Вошли на крыльцо, где отсутствовала одна из половиц, а остальные шатались, потом на захламлённую веранду, из неё — в бревенчатый дом. Белёная печка, что-то вроде кухни, в которой, впрочем, отсутствовала почти вся посуда: вероятно, растащили бомжи. Замки и любые запоры тоже отсутствовали: скорее всего, их выломали те же бомжи. По счастью, эта публика книгами не интересуется, вот они и сохранились.
Яга привела их в маленькую комнатку, где к окну был приделан навесной самодельный столик, покрытый древней клеёнкой в голубой ромбик. А рядом стоял стеллаж, тоже самодельный, полный книг. Свет не горел, поскольку Федька Смурной давно обрезал провода, а через немытое окно проникало очень мало света. Однако у старухи нашёлся фонарь, которым она любезно осветила стеллаж. Богдан принялся с увлечением копаться в книгах. Вытащил сказки братьев Гримм с картинками, напечатанные в XIX веке, действительно, готическим шрифтом. «Фауст». А вот пять книг Ремарка.
— О! Вот мне чтение на вечер, — обрадовался Богдан.
— Вы умеете читать по-немецки? — подозрительно спросила старуха.

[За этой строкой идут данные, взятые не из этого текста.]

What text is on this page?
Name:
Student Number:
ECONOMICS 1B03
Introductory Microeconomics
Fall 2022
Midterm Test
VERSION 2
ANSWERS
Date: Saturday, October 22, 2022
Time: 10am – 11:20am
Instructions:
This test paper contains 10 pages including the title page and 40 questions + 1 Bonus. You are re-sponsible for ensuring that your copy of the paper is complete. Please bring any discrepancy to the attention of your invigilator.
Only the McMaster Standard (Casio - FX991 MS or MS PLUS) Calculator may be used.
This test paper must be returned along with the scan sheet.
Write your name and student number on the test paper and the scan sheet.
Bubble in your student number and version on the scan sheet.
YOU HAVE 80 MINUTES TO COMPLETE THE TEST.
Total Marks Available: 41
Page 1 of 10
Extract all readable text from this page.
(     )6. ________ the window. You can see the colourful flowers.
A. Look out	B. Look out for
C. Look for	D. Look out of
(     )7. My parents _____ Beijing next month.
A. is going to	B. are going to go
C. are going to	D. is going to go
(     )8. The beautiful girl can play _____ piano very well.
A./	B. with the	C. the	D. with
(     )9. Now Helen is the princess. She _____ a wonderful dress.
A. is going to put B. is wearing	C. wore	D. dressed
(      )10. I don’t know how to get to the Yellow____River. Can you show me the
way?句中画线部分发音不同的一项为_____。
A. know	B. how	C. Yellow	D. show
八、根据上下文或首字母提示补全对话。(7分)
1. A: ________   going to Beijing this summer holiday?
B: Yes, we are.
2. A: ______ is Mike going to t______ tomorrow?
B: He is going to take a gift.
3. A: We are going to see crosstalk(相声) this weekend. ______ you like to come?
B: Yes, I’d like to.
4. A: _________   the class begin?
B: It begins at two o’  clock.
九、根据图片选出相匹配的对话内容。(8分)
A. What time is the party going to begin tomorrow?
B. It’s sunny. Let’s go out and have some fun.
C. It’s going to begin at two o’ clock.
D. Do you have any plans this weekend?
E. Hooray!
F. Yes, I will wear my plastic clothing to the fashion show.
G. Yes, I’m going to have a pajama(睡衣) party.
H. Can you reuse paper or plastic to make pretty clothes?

— Да, немного, — скромно ответил Богдан. — Ремарк — это довольно простое чтение.
А вот тот самый учебник, написанный, как я понимаю, Вашей бабушкой.
— Антонина Георгиевна, — обратился он к Бабе Яге. — Если Вам не нужны эти книги, продайте их мне. У Вас они в ближайшее время пропадут от влаги, от перепада температур, а у меня сохранятся. Давайте прямо сейчас посмотрим в интернете, сколько стоят такие книжки, и я куплю у Вас вот эти семь книг.
Старуха смотрела подозрительно.
— Нет! — покачала она головой, поджав губы. — Я книжками не торгую. Торговля — это не по моей части. Раз читаете по-немецки — забирайте даром. Может, и впрямь пригодится.
— Спасибо за прекрасный подарок, Антонина Георгиевна, — Богдан ещё раз наклонил голову. — Я Вам тоже постараюсь подарить какие-то интересующие Вас книги. Что Вы любите читать?
— Да я уж всё перечитала, что хотела, — ворчливо ответила старуха. — И глаза у меня не ахти. Да и не живу я тут. Я в Москве живу, в квартире. Дачу я только навещаю иногда. Она старая, и я старая. На этой даче я выросла. Ей уж больше ста лет. В тридцать седьмом году была построена, считай за двадцать лет до моего рождения, а всё стоит.
— Дом моих родителей ещё старше — 1902-го года постройки, — улыбнулась Прасковья.